Nelson Pereira dos Santos | |
---|---|
Born | |
Died | 21 April 2018 | (aged 89)
Occupation | Film director |
Years active | 1955–2018 |
Movement | Cinema Novo |
Spouse(s) | Laurita Andrade Sant'Anna dos Santos (1949-1999) Ivelise Ferreira (2000-2018) |
Nelson Pereira dos Santos (22 October 1928 – 21 April 2018) was a Brazilian film director. He directed films such as Vidas Secas (Barren Lives), based on the book with the same name by Brazilian writer Graciliano Ramos.
Pereira dos Santos, named in honor of Horatio Nelson, was born in São Paulo, Brazil. Himself a frequenter of the cinema, Pereira dos Santos's father brought his very young son to the movie theater for the first time. By secondary school Pereira dos Santos was already fond of literature, and at 15 years old he joined the Brazilian Communist Party and became close to one of its other members, Astrogildo Pereira. At the time the party was considered illegal by the government of Getúlio Vargas.

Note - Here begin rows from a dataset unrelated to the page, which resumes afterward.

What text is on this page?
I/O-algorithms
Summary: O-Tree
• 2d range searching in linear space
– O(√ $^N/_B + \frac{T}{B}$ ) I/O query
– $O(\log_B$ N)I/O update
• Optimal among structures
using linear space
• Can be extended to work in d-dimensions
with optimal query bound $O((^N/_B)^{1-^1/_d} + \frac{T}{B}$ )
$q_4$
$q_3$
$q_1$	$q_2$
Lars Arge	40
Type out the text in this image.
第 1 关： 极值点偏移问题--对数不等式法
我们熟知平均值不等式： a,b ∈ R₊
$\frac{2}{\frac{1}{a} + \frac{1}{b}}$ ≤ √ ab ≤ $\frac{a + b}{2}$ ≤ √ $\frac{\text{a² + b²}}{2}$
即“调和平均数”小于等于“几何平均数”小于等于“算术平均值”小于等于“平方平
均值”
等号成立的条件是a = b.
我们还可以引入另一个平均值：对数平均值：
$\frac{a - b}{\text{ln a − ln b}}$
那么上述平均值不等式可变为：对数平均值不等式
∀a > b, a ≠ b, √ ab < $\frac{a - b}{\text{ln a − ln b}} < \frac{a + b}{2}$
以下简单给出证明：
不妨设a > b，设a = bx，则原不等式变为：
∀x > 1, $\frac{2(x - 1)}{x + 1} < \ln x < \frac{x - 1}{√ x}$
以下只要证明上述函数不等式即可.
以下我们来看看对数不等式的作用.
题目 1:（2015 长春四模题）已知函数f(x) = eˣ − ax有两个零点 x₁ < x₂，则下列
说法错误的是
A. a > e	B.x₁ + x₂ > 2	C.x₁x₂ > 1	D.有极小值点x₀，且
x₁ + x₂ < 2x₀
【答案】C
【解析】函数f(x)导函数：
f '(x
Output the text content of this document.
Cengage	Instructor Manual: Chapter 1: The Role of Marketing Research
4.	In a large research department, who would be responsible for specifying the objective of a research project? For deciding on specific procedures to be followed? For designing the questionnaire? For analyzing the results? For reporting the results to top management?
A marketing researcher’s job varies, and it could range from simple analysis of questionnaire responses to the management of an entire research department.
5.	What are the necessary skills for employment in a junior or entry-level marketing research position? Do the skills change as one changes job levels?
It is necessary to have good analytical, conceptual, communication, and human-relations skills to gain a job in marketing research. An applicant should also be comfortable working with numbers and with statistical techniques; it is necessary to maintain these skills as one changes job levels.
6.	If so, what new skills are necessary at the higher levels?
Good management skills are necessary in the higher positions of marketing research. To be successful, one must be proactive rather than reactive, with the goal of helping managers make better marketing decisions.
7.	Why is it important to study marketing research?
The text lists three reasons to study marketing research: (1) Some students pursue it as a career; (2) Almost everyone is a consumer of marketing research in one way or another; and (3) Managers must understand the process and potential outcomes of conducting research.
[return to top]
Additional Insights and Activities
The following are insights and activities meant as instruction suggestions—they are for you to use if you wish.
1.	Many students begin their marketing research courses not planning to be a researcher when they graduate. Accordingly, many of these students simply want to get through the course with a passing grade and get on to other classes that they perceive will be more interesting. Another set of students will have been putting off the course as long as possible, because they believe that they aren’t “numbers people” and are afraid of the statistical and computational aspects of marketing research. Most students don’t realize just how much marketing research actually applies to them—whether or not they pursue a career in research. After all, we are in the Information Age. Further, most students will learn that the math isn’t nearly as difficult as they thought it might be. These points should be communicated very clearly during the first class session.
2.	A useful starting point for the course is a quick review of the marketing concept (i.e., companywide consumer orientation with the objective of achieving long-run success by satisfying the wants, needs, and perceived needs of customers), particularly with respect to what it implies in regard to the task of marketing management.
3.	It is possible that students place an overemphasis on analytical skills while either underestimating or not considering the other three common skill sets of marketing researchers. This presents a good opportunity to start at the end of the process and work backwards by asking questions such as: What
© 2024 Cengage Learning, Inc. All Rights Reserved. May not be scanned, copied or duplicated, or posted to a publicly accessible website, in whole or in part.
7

The first feature film he directed was Rio 40 Graus, which was released in 1955. The film is a chronicle of life in the favelas of Rio de Janeiro, and it influenced several other directors, spurring the Cinema Novo movement.[1] In 1963, Pereira dos Santos was a member of the jury at the 3rd Moscow International Film Festival.[2] In 1981 he was a member of the jury at the 12th Moscow International Film Festival.[3]
His most well-known film outside Brazil is Como Era Gostoso o Meu Francês (How Tasty Was My Little Frenchman, 1971). It was entered into the 21st Berlin International Film Festival.[4] The film takes place in the sixteenth century and details the alleged cannibalistic practices of the (now extinct) indigenous Tupinamba warrior tribe against the French and Portuguese colonizers of the Brazilian littoral. The film is something of a black comedy about European colonialism—one that makes satirical use of the Brazilian modernist trope of Antropofagia ("cultural cannibalism"), then recently revived by the Tropicalismo movement of the 1960s—as well as a bitter commentary on the historical genocide of the indigenous tribes in Latin America and the gradual destruction of their civilization.
His 1994 film The Third Bank of the River was entered into the 44th Berlin International Film Festival.[5]
Pereira dos Santos' 2006 film Brasília 18% explores some of the darker aspects of contemporary Brazilian politics such as political corruption, the murder of trial witnesses, and money laundering.
Pereira dos Santos was a member of the Brazilian Academy of Letters since 2006.[6]
Pereira dos Santos died of multiple organ failure in Rio de Janeiro on 12 April 2018. He was 89.[6]